La ville de Saguenay a inauguré sa dernière session en tenant ses conseils de ville le midi, passant cette rondelle entre les jambes de la nouvelle opposition.

Donner un élan au conseil

La ville de Saguenay a inauguré sa dernière session en tenant ses conseils de ville le midi, passant cette rondelle entre les jambes de la nouvelle opposition. La loi prévoit que l'on fixe pour l'année les heures des séances régulières du conseil avant le 1er janvier. Le maire a avisé tout le monde lors d'une plénière en décembre qu'on ferait ça le midi. Il a cependant demandé si tous les conseillers pouvaient se libérer. L'opposition fraîchement élue n'avait pas lu la loi, ignorait que cela figeait les heures pour l'année, et n'a pas voulu s'opposer pour ce qui semblait une vétille. La voilà piégée pour un an.
Le maire défend cette décision unique au Québec: la salle est bondée, donc cela ne rebute pas les gens! Mais il attire surtout un public maussade, issu du tiers des citoyens qui n'aime pas sa gestion. Galvanisé par la présence de conseillères de l'opposition, ce public de retraités, d'étudiants, de gauche morose, a le temps de s'y rendre, d'y luncher, un sandwich ou du poulet sur les genoux.
Créneau
En coinçant les débats dans un créneau horaire serré, le maire espérait sans doute les limiter, les résorber, alors qu'ils deviennent inévitables avec un conseil sans unanimité, et sain dans une démocratie. Mais le travailleur d'usine, le parent qui fait dîner ses enfants, le cadre d'entreprise privée, l'infirmière, le prof, le médecin, la secrétaire; toute cette plèbe laborieuse qui gagne sa croûte, paie lourd de taxes et d'impôts, et dîne souvent sur le pouce, n'a guère le loisir de s'y rendre.
Idem pour les conseils d'arrondissement de Chicoutimi qui ont été cavalièrement placés à 16h, sans même demander aux nouveaux conseillers si cela faisait tous leur affaire.
Si cela n'empêche pas un élu de participer efficacement à ces séances, on peut maintenir les séances à ces heures incongrues. Mais il faudrait compenser. Premièrement, par une diffusion en direct et en différé largement publicisée afin que tout citoyen ait l'occasion de voir ses élus à l'oeuvre. Avec son équipement techno, la ville peut diffuser et garder en ligne le conseil sur le web, en plus de diffuser sur le câble.

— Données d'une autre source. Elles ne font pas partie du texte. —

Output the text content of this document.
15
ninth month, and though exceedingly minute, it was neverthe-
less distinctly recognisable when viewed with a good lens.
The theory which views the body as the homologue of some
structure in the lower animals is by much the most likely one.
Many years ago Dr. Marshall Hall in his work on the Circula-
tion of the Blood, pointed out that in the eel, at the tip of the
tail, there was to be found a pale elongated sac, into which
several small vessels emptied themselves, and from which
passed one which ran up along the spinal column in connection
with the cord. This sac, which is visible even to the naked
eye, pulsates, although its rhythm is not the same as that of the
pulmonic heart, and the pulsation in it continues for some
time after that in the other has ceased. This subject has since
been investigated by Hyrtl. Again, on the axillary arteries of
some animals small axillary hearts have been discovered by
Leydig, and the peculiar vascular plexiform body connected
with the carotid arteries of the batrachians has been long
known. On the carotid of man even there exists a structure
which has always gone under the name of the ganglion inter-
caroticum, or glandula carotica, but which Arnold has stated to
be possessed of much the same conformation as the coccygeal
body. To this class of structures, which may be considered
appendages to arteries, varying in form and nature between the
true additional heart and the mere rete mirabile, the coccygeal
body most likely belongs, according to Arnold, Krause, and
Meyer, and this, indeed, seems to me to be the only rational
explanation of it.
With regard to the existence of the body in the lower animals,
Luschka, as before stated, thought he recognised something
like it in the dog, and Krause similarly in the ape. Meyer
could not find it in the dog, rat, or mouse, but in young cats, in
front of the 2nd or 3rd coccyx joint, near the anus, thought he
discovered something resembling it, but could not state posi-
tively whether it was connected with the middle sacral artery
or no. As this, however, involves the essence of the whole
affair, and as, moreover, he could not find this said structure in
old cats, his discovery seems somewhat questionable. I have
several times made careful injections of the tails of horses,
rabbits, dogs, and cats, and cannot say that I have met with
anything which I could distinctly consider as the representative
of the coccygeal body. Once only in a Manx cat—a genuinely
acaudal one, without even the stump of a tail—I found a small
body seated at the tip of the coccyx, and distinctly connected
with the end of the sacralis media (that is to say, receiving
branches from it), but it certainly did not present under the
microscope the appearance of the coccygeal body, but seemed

Deuxièmement, par un moyen pour le citoyen de poser une question au conseil sans devoir être présent. Par exemple, si un amendement au zonage l'incommode ou l'inquiète, si un règlement municipal lui semble désuet ou absurde, un citoyen doit pouvoir faire valoir publiquement ses objections, ses préoccupations, et poser des questions à ses élus. Si les bris d'aqueduc se répètent dans un quartier, les contribuables doivent pouvoir demander publiquement que ce soit réparé en profondeur. L'aspect public de la question oblige les élus à se commettre, et pèse surtout quand il s'agit de sécurité ou de dommages.
Réponses
Ces citoyens-là, terre à terre, qui se heurtent à des problèmes concrets, doivent avoir voix au chapitre. Des plaintes discrètes au bureau du maire ne suffisent pas. L'institution du conseil municipal sert à donner une voix aux citoyens entre les élections, à laisser des traces publiques des problèmes soulevés, à forcer des réponses minimales.
Le maire a suffisamment d'ouverture technologique pour imaginer un système de courriels «live». La greffière recevrait sur sa tablette durant le conseil les questions de citoyens dûment identifiés, comme s'ils étaient au micro, et les livrerait, au rythme d'un courriel à chaque deux ou trois interventions. Avec un peu d'imagination, la ville innoverait avec ce projet pilote, donnerait une parole à cette masse laborieuse qui ne peut pas se rendre au conseil, ou que la foule intimide.
Au lieu d'avoir l'air de vouloir éteindre, restreindre et étouffer cette institution démocratique, les élus lui donneraient un nouvel envol, une nouvelle vigueur, un modernisme, un branchement plus réaliste sur la vie trépidante du citoyen moyen.
Le risque que les courriels soient «paquetés»? Aux journalistes et au greffe de vérifier! Ce ne sera pas pire qu'un micro assiégé par tous les mécontents chroniques!